Читателям, знакомым с главными фактами жизни Д.И. Писарева, известно, что Писарев кончил курс в С.-Петербургском университете в 1861 г. и уже за год до окончания курса разошелся со своими однокурсниками, как с отсталыми гелертерами, уткнувшимися в свою отвлеченную книжную ученость и не интересующимися никакими живыми современными вопросами.
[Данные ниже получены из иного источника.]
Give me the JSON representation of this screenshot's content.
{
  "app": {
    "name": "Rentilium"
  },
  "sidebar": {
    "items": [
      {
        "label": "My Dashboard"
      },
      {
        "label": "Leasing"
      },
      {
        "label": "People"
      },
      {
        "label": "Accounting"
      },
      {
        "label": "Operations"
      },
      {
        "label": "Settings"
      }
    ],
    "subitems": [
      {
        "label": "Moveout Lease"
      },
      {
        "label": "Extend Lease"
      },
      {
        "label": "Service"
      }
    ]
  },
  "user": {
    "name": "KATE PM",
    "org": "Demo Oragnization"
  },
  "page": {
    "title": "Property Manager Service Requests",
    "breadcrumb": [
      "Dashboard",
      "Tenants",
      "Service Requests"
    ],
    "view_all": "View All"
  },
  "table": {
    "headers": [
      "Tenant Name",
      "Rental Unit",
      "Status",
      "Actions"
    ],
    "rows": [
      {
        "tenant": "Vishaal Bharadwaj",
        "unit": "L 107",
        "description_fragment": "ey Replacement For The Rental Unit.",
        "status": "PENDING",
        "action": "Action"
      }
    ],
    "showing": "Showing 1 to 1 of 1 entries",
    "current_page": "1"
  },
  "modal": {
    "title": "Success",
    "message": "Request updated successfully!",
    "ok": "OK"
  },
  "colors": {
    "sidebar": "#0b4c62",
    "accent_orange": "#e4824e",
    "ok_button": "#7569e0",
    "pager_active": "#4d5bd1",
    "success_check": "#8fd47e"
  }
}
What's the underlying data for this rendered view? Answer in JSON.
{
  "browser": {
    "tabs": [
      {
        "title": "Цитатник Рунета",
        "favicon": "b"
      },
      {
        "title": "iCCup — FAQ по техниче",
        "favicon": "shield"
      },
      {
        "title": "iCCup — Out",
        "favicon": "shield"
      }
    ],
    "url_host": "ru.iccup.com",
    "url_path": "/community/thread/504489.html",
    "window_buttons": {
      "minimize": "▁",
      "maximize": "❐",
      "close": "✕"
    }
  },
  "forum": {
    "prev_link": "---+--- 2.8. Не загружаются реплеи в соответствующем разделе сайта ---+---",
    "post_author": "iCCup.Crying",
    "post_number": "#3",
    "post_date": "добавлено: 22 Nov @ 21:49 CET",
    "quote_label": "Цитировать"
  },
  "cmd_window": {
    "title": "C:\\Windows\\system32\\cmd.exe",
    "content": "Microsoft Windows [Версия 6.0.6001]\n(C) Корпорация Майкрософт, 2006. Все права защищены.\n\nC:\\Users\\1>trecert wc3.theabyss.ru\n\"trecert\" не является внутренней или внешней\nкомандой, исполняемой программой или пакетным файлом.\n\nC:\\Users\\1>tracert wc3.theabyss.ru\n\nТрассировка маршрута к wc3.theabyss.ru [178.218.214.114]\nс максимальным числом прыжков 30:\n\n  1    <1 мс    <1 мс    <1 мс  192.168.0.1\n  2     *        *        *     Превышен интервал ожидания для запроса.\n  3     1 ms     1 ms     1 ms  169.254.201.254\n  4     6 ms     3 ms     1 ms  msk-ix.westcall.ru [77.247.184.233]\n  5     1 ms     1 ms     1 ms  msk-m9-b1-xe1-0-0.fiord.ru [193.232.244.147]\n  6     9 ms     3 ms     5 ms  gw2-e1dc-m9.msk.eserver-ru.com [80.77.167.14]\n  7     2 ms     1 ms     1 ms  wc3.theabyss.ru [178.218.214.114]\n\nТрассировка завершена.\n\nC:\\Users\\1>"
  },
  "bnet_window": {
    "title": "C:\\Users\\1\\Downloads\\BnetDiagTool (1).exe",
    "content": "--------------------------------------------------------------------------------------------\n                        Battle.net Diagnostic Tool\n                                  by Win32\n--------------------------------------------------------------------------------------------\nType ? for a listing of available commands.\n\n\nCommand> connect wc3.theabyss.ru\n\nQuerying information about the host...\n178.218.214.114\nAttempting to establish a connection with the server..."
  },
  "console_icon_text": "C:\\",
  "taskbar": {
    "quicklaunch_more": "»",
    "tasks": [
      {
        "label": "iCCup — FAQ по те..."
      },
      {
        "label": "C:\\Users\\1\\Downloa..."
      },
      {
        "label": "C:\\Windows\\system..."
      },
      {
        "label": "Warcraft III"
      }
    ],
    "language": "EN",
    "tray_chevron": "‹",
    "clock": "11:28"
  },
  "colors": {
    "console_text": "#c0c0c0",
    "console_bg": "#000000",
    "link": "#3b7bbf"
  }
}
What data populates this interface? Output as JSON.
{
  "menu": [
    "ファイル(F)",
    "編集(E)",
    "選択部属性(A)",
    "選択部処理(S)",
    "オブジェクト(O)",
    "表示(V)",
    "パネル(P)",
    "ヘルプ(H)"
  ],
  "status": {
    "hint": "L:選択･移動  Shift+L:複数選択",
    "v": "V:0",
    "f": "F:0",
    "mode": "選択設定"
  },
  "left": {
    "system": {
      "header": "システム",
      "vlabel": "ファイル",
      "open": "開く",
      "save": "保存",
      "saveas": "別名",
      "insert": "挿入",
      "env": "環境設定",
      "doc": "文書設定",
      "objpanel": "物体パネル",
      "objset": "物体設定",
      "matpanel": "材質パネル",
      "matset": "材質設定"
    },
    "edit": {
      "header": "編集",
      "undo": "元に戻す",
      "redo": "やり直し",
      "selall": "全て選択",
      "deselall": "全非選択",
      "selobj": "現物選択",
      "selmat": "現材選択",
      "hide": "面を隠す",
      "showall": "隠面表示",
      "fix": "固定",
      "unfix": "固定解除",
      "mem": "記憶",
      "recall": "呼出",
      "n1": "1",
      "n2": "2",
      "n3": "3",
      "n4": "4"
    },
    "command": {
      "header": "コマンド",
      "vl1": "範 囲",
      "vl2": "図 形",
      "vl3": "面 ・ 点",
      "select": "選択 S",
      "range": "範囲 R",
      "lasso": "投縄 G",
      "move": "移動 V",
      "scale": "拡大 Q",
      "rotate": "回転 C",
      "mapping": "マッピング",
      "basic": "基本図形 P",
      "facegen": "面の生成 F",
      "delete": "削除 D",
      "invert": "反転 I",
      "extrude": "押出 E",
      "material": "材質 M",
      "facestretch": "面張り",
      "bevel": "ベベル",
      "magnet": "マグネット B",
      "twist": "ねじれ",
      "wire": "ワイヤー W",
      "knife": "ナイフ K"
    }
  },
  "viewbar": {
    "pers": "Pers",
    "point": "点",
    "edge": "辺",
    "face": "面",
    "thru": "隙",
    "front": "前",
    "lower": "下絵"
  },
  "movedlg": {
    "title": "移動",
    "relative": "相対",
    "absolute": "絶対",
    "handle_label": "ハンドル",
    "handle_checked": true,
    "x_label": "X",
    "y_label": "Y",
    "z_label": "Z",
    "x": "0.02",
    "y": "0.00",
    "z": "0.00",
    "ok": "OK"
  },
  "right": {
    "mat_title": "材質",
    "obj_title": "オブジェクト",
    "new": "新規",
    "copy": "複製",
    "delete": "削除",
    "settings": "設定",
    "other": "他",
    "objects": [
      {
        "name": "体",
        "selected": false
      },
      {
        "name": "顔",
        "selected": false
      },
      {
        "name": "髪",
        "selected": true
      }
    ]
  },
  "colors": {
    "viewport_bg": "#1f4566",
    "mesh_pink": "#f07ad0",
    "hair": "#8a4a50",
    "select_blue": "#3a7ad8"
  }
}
После того мы с Писаревым почти совсем и не встречались.
Что касается до меня, то, хотя вскоре по окончании курса, я, в свою очередь, начал с каждым годом более и более увлекаться злобами дня, мне удалось сохранить дружбу с членами университетского кружка до 1866 г., т.е. в течение пяти лет по выходе из университета, так что учительскими местами в училище Человеколюбивого общества и в женском институте я был обязан никому иному, как А.Н. Майкову.
Но в половине 1866 года, под различными впечатлениями и влияниями, как моей личной, так и общественной жизни, стало уже немыслимо дальнейшее знакомство с прежними товарищами, и я круто разорвал с ними.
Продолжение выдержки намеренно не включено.